At times this is simple enough and some children need only to have this relationship pointed out, which is why some children seem to learn to read effortlessly and some children come to school already reading.

Of course, there are other learners who do not find this as straightforward.

Where this becomes more difficult is that the English alphabet presents the learner with 26 letters but 44 sounds. These extra sounds are made up of groups of letters together that make a new sound. So some young learners need to take some enormous steps to bring all this together in becoming literate.

Which is why most teachers, most curriculum documents and most educational systems recommend embedding this teaching in a varied set of strategies and within a context of engaging materials and books.

And of course to teach reading and writing in tandem in the early years.

The Board of Studies report questions whether teachers actually teach grapho-phonic relationships, and if they are trained to teach using this method while at university. In doing so, the board once again takes us around the merry-go-round of best methods in teaching early reading, a debate that has raged for more than 50 years and has resulted in hundreds of thousands of studies, which give very clear direction.

Driving much of the teacher education in this country and abroad is a report in 2000 of the US-based National Reading Panel  called "Teaching Children to Read", which provides directions in five key areas of teaching reading:  phonics, phonemic awareness, fluency, vocabulary knowledge and reading comprehension.

Learners need to know about the sound symbol level of print, the meaning level, and finally understand the place of word class when making sense of print. This is known as the three-cueing systems and all teachers in schools and those in teacher education programs would be able to both describe these systems and implement classroom activities to engage those in early reading.

It has been reported recently that teaching reading is mired in theory, with too little focus on practical skills. The teacher needs to have the linguistic knowledge of the English language, and we all know what a difficult language system that is. Teacher educators would never make an excuse about the essential need for teachers to have this theoretical knowledge about language as system. Together with this, they need to have a strong overview of the myriad practical strategies for teaching reading built up from over 100 years of research across the world, and then teachers need to add the special essential ingredient to this knowledge of the individual learners in their classes.

No policy maker, teacher educator, principal or system manager would suggest theory does not have a place in the early reading classroom nor that practical knowledge has no place. What is required is a sophisticated weaving of this knowledge to each of the learners in their charge, and given the recent success of NAPLAN and other measures of reading in this country they are doing a fine job.

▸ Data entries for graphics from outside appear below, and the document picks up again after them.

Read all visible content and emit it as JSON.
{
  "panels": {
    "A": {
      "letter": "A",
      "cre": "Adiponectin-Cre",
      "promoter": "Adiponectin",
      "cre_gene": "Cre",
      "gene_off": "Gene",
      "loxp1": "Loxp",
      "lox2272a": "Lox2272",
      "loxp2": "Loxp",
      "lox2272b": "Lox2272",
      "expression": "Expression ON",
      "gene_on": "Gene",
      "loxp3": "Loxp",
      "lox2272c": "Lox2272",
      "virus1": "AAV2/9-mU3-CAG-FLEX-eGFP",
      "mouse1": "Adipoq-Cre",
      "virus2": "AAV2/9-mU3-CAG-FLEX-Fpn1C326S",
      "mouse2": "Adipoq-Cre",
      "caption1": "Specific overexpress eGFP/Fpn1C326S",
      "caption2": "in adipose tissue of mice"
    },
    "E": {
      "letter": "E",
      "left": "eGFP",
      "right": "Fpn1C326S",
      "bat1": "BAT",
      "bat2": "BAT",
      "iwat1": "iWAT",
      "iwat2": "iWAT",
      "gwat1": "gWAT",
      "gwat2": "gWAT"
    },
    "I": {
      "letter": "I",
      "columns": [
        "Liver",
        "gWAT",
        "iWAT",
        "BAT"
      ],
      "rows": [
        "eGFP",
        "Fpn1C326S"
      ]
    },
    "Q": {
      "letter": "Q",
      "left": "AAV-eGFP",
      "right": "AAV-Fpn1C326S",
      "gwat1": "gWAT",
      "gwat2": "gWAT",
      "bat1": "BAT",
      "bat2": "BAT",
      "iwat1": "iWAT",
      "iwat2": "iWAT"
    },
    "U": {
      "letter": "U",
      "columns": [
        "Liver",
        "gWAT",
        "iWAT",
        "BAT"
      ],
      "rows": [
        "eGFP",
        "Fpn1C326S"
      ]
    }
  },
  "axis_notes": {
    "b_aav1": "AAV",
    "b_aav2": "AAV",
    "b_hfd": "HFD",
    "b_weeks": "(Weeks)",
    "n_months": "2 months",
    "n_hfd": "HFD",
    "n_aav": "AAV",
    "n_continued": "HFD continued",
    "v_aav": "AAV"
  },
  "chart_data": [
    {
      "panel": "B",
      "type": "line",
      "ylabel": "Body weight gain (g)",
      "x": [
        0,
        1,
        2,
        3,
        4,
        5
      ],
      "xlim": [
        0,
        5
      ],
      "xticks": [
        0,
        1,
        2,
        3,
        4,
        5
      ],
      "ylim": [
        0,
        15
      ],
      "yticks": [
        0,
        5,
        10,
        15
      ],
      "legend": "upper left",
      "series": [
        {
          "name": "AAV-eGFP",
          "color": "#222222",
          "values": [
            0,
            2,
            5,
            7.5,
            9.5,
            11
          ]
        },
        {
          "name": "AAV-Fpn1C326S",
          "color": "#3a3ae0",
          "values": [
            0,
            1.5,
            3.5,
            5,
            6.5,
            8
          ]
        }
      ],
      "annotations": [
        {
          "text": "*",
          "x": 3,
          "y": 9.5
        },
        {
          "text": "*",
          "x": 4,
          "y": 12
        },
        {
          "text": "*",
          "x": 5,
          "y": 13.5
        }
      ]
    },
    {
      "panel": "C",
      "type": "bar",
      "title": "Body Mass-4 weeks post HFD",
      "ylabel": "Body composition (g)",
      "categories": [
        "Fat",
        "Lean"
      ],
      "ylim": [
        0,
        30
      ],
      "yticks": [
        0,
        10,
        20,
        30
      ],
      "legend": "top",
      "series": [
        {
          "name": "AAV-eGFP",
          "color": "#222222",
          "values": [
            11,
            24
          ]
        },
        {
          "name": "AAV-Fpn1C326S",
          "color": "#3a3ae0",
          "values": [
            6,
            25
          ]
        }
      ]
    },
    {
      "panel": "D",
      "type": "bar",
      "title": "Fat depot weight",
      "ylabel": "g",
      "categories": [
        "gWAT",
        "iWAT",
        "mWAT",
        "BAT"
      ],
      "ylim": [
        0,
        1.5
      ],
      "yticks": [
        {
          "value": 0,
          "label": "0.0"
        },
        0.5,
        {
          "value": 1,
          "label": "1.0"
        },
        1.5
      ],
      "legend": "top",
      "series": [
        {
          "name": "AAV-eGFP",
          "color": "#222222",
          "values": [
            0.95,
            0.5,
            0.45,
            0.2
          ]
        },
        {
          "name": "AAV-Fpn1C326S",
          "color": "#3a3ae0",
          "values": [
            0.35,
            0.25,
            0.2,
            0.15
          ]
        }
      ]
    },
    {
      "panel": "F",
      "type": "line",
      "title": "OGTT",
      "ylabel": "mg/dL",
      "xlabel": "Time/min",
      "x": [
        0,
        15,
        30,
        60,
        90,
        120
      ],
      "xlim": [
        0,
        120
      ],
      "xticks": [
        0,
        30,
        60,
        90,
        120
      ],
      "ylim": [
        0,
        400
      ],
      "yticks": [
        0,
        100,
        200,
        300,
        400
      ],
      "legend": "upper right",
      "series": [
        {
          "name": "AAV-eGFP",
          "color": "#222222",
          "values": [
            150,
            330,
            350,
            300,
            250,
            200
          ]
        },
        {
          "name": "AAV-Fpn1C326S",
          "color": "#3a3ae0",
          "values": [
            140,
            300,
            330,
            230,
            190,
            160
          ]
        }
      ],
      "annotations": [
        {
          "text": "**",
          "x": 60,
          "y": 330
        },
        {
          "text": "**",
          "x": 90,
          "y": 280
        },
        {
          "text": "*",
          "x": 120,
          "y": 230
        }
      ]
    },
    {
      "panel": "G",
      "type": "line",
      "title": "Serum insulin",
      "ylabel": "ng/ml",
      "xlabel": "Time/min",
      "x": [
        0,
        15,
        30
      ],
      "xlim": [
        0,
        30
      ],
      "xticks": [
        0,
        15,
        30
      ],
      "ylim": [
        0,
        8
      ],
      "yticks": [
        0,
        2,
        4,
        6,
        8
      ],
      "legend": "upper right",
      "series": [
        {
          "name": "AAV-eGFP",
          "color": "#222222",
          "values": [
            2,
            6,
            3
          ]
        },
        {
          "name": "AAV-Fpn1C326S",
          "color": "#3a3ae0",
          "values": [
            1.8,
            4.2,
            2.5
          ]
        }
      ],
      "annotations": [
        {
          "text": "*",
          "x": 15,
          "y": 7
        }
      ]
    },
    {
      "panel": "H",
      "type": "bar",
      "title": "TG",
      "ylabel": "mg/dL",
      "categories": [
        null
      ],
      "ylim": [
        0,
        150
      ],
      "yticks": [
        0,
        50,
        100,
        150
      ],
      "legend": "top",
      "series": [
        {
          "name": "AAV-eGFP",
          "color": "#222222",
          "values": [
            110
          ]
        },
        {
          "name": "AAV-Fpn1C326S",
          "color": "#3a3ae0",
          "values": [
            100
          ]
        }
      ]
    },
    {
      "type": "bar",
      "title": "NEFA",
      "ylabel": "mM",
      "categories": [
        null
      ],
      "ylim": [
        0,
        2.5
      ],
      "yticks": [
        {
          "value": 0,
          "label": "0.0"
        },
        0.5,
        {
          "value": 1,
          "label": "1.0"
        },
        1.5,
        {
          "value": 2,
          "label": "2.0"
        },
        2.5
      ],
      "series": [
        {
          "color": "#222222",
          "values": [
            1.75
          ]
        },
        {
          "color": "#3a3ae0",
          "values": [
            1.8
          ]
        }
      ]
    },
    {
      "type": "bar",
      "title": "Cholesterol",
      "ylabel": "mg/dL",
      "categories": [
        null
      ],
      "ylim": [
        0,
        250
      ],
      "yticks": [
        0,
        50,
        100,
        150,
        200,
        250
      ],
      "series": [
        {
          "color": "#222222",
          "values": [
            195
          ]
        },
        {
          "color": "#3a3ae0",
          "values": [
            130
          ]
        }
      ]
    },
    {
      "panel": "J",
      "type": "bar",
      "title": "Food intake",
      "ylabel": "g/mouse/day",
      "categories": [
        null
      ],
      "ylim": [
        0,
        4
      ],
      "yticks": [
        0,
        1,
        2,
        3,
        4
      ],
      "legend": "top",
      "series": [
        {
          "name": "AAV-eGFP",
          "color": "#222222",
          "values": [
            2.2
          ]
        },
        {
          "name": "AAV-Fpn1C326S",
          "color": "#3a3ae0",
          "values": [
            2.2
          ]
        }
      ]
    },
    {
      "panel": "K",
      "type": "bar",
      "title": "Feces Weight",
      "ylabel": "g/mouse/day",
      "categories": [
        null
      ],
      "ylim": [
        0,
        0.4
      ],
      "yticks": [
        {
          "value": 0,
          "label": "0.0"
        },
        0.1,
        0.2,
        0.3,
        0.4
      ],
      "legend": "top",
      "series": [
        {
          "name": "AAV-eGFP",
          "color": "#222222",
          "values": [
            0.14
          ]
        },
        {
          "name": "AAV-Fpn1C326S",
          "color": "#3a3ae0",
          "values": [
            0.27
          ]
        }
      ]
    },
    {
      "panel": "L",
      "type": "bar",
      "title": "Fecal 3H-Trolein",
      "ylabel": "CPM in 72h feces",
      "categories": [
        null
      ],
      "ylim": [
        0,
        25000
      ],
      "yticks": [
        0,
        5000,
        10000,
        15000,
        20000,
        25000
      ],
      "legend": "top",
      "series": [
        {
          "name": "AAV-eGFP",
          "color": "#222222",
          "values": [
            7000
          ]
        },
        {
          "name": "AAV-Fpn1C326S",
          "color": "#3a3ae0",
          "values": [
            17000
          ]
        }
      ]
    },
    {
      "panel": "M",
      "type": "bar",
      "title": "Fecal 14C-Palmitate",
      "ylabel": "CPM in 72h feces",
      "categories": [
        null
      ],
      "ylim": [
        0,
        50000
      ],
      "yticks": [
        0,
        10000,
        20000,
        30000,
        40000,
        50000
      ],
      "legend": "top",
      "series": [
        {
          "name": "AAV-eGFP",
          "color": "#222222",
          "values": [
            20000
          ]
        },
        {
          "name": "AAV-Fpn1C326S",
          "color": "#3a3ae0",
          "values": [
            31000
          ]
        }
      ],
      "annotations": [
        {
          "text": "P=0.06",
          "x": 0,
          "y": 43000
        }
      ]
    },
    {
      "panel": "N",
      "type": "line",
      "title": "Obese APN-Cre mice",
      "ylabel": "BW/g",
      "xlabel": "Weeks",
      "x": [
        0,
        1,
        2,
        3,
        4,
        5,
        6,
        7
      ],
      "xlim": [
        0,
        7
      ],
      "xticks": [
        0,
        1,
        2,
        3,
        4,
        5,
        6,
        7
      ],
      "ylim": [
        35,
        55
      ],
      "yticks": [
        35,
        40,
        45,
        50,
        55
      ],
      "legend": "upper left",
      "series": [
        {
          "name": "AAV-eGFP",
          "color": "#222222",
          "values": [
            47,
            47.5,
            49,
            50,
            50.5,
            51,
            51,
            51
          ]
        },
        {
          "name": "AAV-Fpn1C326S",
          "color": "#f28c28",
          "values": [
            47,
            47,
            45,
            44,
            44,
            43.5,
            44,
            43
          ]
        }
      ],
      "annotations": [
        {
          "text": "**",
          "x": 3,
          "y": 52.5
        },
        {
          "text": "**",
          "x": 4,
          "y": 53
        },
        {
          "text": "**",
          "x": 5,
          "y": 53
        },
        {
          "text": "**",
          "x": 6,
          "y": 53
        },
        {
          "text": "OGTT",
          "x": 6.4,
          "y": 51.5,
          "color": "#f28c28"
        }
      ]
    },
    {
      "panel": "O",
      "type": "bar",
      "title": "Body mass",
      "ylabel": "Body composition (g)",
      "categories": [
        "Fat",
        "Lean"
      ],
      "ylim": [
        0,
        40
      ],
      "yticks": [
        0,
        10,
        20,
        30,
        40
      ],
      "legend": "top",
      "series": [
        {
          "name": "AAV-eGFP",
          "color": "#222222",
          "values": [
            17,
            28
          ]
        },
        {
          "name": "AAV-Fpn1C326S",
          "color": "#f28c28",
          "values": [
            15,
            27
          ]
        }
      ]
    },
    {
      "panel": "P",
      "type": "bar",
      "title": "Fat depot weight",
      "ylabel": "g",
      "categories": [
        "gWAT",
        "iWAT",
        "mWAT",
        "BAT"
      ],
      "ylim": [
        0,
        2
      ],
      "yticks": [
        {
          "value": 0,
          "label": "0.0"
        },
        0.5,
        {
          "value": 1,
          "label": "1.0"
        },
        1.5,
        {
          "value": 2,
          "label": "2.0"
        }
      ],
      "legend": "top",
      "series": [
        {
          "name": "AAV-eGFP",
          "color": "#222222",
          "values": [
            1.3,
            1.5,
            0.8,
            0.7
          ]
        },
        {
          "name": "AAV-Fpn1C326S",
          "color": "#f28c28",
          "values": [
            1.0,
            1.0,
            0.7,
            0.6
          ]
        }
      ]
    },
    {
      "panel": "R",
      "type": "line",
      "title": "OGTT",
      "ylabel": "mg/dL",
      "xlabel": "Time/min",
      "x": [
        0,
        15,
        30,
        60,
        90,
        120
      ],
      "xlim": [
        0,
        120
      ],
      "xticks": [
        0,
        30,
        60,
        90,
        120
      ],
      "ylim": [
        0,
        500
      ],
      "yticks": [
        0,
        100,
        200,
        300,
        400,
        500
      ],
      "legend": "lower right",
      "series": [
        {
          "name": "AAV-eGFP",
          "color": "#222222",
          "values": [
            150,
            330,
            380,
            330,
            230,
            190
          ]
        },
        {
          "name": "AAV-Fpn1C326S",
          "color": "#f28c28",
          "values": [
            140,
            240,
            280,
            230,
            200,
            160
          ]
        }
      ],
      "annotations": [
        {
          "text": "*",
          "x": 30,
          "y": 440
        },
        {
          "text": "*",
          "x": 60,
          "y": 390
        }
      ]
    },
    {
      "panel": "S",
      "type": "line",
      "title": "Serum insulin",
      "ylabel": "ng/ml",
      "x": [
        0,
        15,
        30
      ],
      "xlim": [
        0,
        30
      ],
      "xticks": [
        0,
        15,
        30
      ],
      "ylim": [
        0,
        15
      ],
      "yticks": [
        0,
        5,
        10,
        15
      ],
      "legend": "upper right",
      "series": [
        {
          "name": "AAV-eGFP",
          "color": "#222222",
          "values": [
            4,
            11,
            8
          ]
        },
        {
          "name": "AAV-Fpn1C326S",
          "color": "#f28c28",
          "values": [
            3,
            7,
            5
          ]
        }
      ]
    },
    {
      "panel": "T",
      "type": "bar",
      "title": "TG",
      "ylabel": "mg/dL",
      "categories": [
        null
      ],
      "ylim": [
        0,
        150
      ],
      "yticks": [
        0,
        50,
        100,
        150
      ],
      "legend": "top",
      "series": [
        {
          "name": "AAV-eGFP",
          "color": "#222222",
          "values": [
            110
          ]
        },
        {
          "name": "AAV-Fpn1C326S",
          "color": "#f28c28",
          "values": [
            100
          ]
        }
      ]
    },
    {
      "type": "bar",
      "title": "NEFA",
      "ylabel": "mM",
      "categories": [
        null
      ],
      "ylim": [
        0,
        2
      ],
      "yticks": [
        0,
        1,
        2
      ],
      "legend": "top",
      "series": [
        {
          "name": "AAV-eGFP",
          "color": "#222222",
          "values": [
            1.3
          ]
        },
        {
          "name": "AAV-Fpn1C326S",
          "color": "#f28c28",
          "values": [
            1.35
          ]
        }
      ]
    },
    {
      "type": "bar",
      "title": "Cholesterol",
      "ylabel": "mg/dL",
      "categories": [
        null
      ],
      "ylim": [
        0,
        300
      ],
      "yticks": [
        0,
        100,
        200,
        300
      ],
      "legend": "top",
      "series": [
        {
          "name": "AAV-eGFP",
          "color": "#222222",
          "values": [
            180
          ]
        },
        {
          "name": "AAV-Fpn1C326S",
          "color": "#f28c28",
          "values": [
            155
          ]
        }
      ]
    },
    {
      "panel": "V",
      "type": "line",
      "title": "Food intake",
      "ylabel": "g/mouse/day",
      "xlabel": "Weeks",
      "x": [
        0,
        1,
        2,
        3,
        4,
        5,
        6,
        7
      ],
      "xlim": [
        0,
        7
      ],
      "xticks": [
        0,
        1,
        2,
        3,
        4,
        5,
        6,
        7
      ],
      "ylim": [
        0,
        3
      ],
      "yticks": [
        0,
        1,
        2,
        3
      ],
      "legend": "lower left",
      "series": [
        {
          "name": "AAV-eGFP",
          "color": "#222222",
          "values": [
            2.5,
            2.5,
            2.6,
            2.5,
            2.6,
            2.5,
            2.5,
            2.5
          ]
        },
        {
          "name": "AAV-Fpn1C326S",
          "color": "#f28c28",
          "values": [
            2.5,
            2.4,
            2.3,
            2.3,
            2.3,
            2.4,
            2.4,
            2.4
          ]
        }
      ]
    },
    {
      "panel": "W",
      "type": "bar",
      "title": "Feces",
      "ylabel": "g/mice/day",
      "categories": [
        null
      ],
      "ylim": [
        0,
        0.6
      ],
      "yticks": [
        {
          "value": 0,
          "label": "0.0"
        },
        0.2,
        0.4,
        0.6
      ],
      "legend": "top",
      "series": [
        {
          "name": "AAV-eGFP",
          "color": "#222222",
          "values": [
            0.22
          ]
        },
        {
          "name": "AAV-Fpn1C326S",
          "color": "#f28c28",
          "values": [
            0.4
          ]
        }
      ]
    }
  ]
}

Catherine Snow from Harvard University has famously said: "Teaching reading IS rocket science." Reading is a complex set of behaviours applied by readers to myriad tasks when negotiating the printed word. Teaching is a profession and all teachers constantly engage in professional learning, inquiry into their own practice and sharing at a school, system and national level through professional learning communities. Suggesting that teachers are not prepared to do this seems mischievous at a time when education systems are under constant scrutiny and evaluation.